The kyukson/fintech_gemma_2b is a 2.5 billion parameter model built upon the Gemma architecture. As a foundational language model, it is capable of various natural language processing tasks. The model card indicates it is a Hugging Face Transformers model, automatically generated, but lacks specific details regarding its development, funding, or fine-tuning history.

Key Characteristics

  • Model Size: 2.5 billion parameters, suggesting a balance between performance and computational efficiency.
  • Context Length: Supports an 8192-token context window, allowing for processing of moderately long inputs.
  • Architecture: Based on the Gemma family of models, known for their performance in their respective size classes.

Intended Use Cases

Due to the limited information in the model card, specific direct or downstream use cases are not detailed.

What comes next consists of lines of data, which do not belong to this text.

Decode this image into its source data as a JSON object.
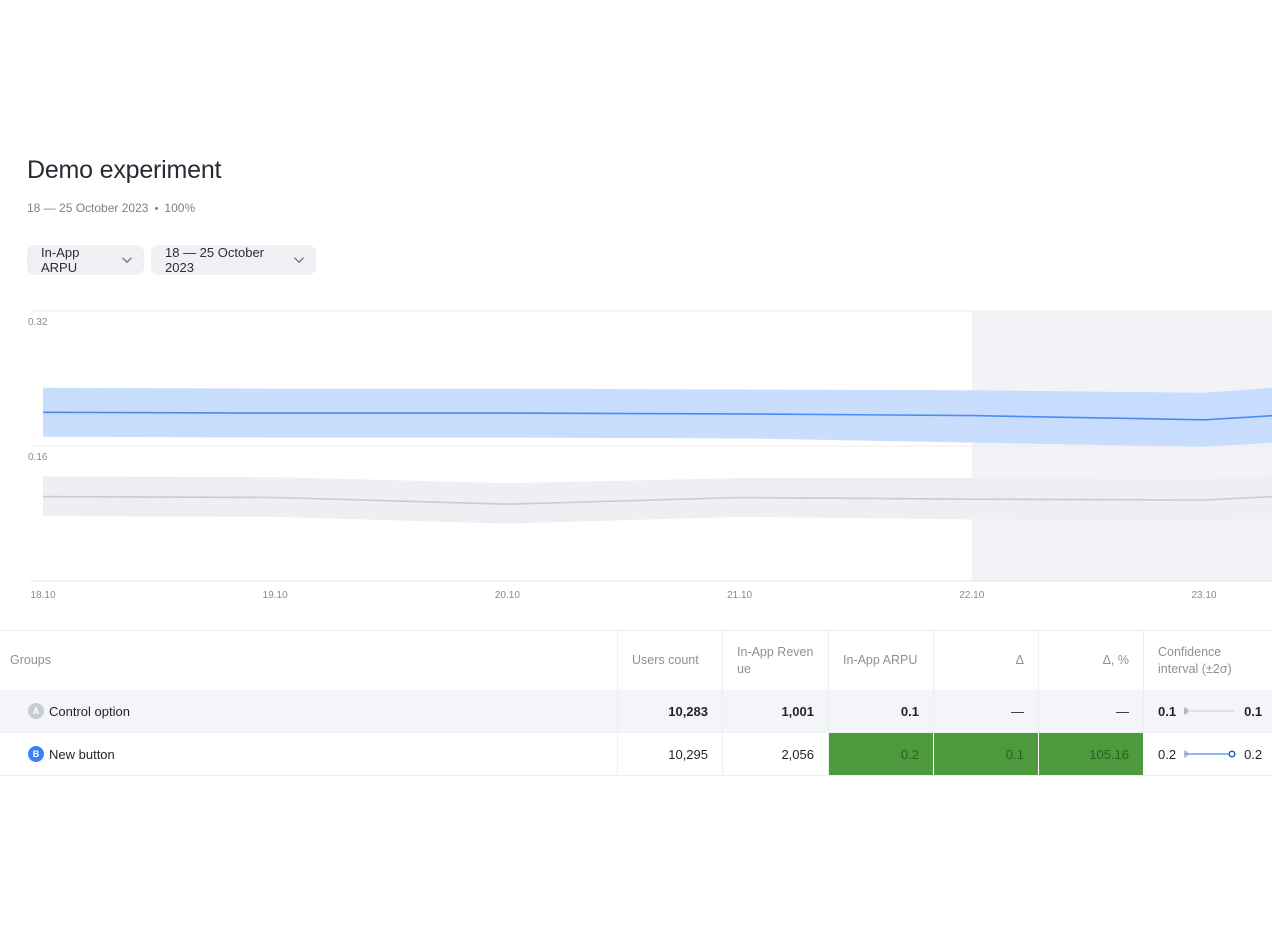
{
  "page": {
    "title": "Demo experiment",
    "date_range": "18 — 25 October 2023",
    "traffic": "100%"
  },
  "filters": {
    "metric": "In-App ARPU",
    "period": "18 — 25 October 2023",
    "chevron_icon": "chevron-down-icon"
  },
  "chart_data": {
    "type": "line",
    "x": [
      "18.10",
      "19.10",
      "20.10",
      "21.10",
      "22.10",
      "23.10"
    ],
    "x_tick_labels": [
      "18.10",
      "19.10",
      "20.10",
      "21.10",
      "22.10",
      "23.10"
    ],
    "y_tick_labels": [
      "0.32",
      "0.16"
    ],
    "ylim": [
      0,
      0.32
    ],
    "grid": true,
    "highlighted_range": [
      "22.10",
      "23.10+"
    ],
    "series": [
      {
        "group": "B",
        "color": "#4a8cf2",
        "band_color": "#c3dafd",
        "x": [
          0,
          1,
          2,
          3,
          4,
          5,
          5.3
        ],
        "values": [
          0.2,
          0.199,
          0.199,
          0.198,
          0.196,
          0.191,
          0.196
        ],
        "upper": [
          0.229,
          0.228,
          0.228,
          0.227,
          0.226,
          0.223,
          0.229
        ],
        "lower": [
          0.171,
          0.17,
          0.17,
          0.169,
          0.164,
          0.159,
          0.164
        ]
      },
      {
        "group": "A",
        "color": "#c8cbd3",
        "band_color": "#eeeff2",
        "x": [
          0,
          1,
          2,
          3,
          4,
          5,
          5.3
        ],
        "values": [
          0.1,
          0.099,
          0.091,
          0.099,
          0.097,
          0.096,
          0.1
        ],
        "upper": [
          0.124,
          0.123,
          0.116,
          0.122,
          0.122,
          0.121,
          0.123
        ],
        "lower": [
          0.077,
          0.076,
          0.068,
          0.076,
          0.073,
          0.072,
          0.074
        ]
      }
    ]
  },
  "table": {
    "headers": {
      "groups": "Groups",
      "users_count": "Users count",
      "revenue": "In-App Reven ue",
      "arpu": "In-App ARPU",
      "delta": "Δ",
      "delta_pct": "Δ, %",
      "ci": "Confidence interval (±2σ)"
    },
    "rows": [
      {
        "badge": "A",
        "name": "Control option",
        "users_count": "10,283",
        "revenue": "1,001",
        "arpu": "0.1",
        "delta": "—",
        "delta_pct": "—",
        "ci_low": "0.1",
        "ci_high": "0.1"
      },
      {
        "badge": "B",
        "name": "New button",
        "users_count": "10,295",
        "revenue": "2,056",
        "arpu": "0.2",
        "delta": "0.1",
        "delta_pct": "105.16",
        "ci_low": "0.2",
        "ci_high": "0.2",
        "highlight_color": "#4c9a3c"
      }
    ]
  }
}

However, models of this size and architecture are generally suitable for:

  • General Text Generation: Creating coherent and contextually relevant text.
  • Text Understanding: Tasks like summarization, question answering, or sentiment analysis after appropriate fine-tuning.
  • Domain-Specific Adaptation: Serving as a base model for further fine-tuning on specialized datasets, such as those in the fintech domain, given its name.

Limitations

The current model card provides no specific information on training data, evaluation results, biases, risks, or out-of-scope uses. Users should exercise caution and conduct thorough evaluations for any specific application.